34 Mottled teeth
Sophie is 8 years old. Her main concern is that all her permanent teeth have white patches, especially the upper central incisors. She is getting teased at school because the upper centrals also have brown patches. What are the causes of the white patches? How may they be treated?
Sophie noticed that the permanent teeth came through with the white and brown patches (Fig. 34.1). They have not changed in appearance since eruption.
It transpired that Sophie had never received any supplements, nor used toothpaste excessively. However, she lived on a farm with its own ‘well’ water supply. This was subsequently analysed and was found to be over 1 ppm fluoride. The diagnosis was one of fluorosis.
Do you know why the labial surfaces of the upper permanent central incisors are often more affected by mottling?
Mild fluorosis gives a diffuse mottling that may manifest as diffuse lines or patches that merge into the background enamel. When the fluorosis becomes more severe the lines and patches coalesce to produce a confluent white surface.
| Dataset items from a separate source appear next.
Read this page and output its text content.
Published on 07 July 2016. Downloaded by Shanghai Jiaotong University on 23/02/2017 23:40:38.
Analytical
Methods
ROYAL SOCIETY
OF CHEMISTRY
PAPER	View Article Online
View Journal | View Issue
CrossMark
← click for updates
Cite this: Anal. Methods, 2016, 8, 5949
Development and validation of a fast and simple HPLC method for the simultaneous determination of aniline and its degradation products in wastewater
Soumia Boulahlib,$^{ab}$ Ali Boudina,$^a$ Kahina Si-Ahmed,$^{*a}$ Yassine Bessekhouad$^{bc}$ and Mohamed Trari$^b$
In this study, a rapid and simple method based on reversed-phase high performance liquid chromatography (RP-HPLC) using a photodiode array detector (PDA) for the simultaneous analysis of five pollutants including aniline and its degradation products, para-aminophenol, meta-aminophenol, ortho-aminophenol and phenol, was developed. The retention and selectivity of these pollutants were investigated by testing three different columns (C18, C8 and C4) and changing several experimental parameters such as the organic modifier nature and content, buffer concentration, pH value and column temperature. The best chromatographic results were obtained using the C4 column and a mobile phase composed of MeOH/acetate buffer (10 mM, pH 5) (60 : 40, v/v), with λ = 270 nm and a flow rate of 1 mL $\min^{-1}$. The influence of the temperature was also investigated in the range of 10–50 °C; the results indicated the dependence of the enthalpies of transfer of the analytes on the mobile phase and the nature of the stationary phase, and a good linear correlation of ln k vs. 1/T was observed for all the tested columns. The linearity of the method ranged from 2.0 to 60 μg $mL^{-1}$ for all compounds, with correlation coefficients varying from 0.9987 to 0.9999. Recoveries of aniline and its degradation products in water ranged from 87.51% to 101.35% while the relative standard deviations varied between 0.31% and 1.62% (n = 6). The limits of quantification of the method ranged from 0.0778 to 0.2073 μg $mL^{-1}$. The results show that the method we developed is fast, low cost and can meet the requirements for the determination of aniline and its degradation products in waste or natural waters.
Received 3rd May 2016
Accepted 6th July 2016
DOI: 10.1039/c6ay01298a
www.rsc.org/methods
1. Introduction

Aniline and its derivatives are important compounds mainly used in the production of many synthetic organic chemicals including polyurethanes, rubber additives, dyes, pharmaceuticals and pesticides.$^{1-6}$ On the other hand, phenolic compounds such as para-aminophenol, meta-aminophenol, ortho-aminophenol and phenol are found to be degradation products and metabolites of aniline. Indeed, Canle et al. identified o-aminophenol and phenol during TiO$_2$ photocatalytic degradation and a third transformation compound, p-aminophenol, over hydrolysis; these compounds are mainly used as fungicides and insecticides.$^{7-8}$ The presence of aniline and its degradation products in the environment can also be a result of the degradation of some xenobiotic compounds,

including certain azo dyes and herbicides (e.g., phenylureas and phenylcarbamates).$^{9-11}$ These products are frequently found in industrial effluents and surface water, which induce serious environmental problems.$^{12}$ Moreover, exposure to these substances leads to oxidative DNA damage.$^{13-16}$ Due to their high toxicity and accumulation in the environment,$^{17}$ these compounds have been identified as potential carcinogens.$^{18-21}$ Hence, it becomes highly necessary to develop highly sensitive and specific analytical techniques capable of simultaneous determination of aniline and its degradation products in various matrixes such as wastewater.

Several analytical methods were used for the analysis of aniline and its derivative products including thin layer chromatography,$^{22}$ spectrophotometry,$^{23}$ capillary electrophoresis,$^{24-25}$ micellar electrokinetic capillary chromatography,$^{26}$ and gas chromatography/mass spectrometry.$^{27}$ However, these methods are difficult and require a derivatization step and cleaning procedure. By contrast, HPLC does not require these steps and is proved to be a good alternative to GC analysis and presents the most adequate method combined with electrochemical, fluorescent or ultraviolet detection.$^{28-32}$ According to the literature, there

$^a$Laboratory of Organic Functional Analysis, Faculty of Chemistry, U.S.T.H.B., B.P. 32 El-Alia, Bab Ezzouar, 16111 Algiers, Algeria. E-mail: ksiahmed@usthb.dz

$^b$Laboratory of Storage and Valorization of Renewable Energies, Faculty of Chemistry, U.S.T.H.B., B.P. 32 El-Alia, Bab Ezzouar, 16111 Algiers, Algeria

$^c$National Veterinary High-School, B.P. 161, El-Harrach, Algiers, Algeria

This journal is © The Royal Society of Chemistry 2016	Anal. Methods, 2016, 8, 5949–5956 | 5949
In very severe cases there is also pitting of the enamel. Well-defined or well-demarcated patches that do not follow a systemic or chronological distribution, or are localized, are not likely to be due to fluorosis.
Look for areas of the dentition that are subject to erosion or attrition, e.g. the occlusal surfaces of the first permanent molars. If the mottled enamel has been removed on these surfaces then that confirms that the mottling is in the outer aspect of the enamel and the diagnosis is likely to be one of fluorosis.
Microabrasion can be done in a variety of ways and is a controlled removal of the surface layer of enamel in order to improve discolorations that are limited to the outer enamel layer. It is not suitable for deep enamel or dentine discoloration. One of the most reliable methods that has been used extensively since 1986 is the hydrochloric acid (HCl)-pumice microabrasion technique. It is achieved by a combination of abrasion and erosion – the term ‘abrosion’ is sometimes used. In the clinical technique that will be described, no more than 100 µm of enamel is removed. Once completed the procedure should not be repeated again in the future. Too much enamel removal is potentially damaging to the pulp and cosmetically the underlying dentine colour will become more evident.